Why I Love This Art features museum employees, volunteers, and interns talking about art they love from the exhibitions at MCA Denver. Here Event and Rental Manager Erin Algiere writes about Patti Hallock's exhibition The West is Here, on view through Sunday, March 3, 2013.
I would like to admit that I frequently find myself in Patti Hallock's gallery when I am supposed to be at my desk plugging away at accounting spreadsheets. And I realize that I could have gone anywhere else in the building to get away from those spreadsheets, yet chose to be among Patti Hallock’s desert views.

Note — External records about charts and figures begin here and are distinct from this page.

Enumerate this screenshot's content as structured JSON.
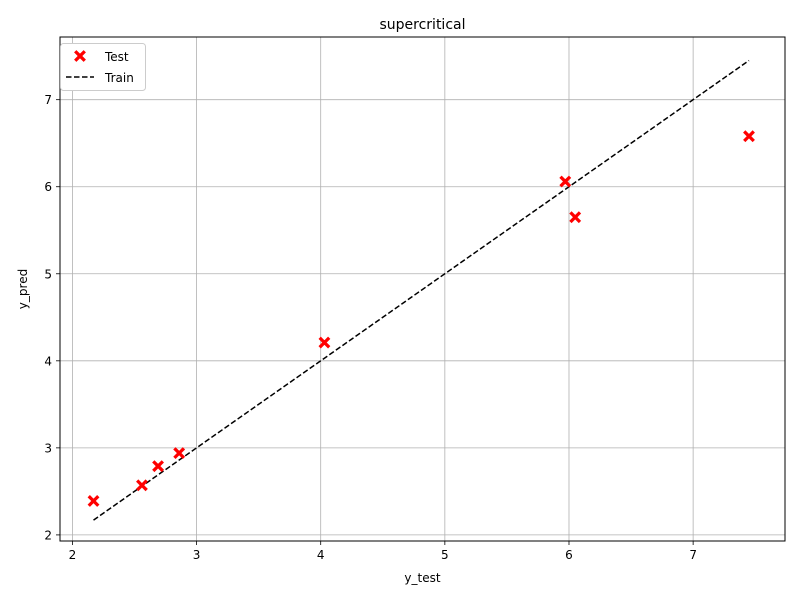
{
  "chart_data": {
    "type": "scatter",
    "title": "supercritical",
    "xlabel": "y_test",
    "ylabel": "y_pred",
    "xlim": [
      1.9,
      7.74
    ],
    "ylim": [
      1.93,
      7.72
    ],
    "x_ticks": [
      2,
      3,
      4,
      5,
      6,
      7
    ],
    "y_ticks": [
      2,
      3,
      4,
      5,
      6,
      7
    ],
    "x_tick_labels": [
      "2",
      "3",
      "4",
      "5",
      "6",
      "7"
    ],
    "y_tick_labels": [
      "2",
      "3",
      "4",
      "5",
      "6",
      "7"
    ],
    "grid": true,
    "legend_position": "top-left",
    "series": [
      {
        "name": "Test",
        "kind": "scatter",
        "marker": "X",
        "color": "#ff0000",
        "x": [
          2.17,
          2.56,
          2.69,
          2.86,
          4.03,
          5.97,
          6.05,
          7.45
        ],
        "y": [
          2.39,
          2.57,
          2.79,
          2.94,
          4.21,
          6.06,
          5.65,
          6.58
        ]
      },
      {
        "name": "Train",
        "kind": "line",
        "style": "dashed",
        "color": "#000000",
        "x": [
          2.17,
          2.56,
          2.69,
          2.86,
          4.03,
          5.97,
          6.05,
          7.45
        ],
        "y": [
          2.17,
          2.56,
          2.69,
          2.86,
          4.03,
          5.97,
          6.05,
          7.45
        ]
      }
    ]
  }
}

I’m willing to admit something else: I am a die-hard romantic, a cliché of a hard shell grumbling outside protecting a squishy, romantic sop inside – a sop who wants everything in the world to have an affected touch of drama topped off by a heightened sense of importance.
But Patti Hallock is not offering romance to me – or to anyone else for that matter. And my dashed idealizations of landscape are exactly what I like about The West Is Here. Hallock is certainly not mooning about our national parks (a favorite pastime of mine) or searching out a majestic version of the great outdoors which takes a guidebook and seven Sherpas to get to (I’ll mention here that I had a dog-sledding ambition as a child). Hallock is creating images that live in the now, that represent the allure of the West as she finds it.
But these images are more than documents from a passing traveler. They are crafted with the intimate knowledge of a native, someone whose scope of beauty isn’t confined to idealism or nostalgia. The more time I spend with these images the more it becomes apparent that Hallock is honing her gaze on details of the landscape, forming deceptively simple compositions that touch on human presence scattered through desert vistas. That bleached out, crumpled blanket in scrubby bushes isn’t a political comment about how we all need to become stewards for our planet; the dirty old blanket melts into the landscape, a fuzzy blur amidst blazing natural beauty. Those cans? Those aren’t petrified litter. They are perfectly planned desert compositions corralled into place by Hallock’s lens.
I love that you don’t get cowboys or palominos from The West is Here – you get a sense of place. A place where I’d rather be: traveling through the West, taking it in through the eyes of someone interested in the details. I love this art.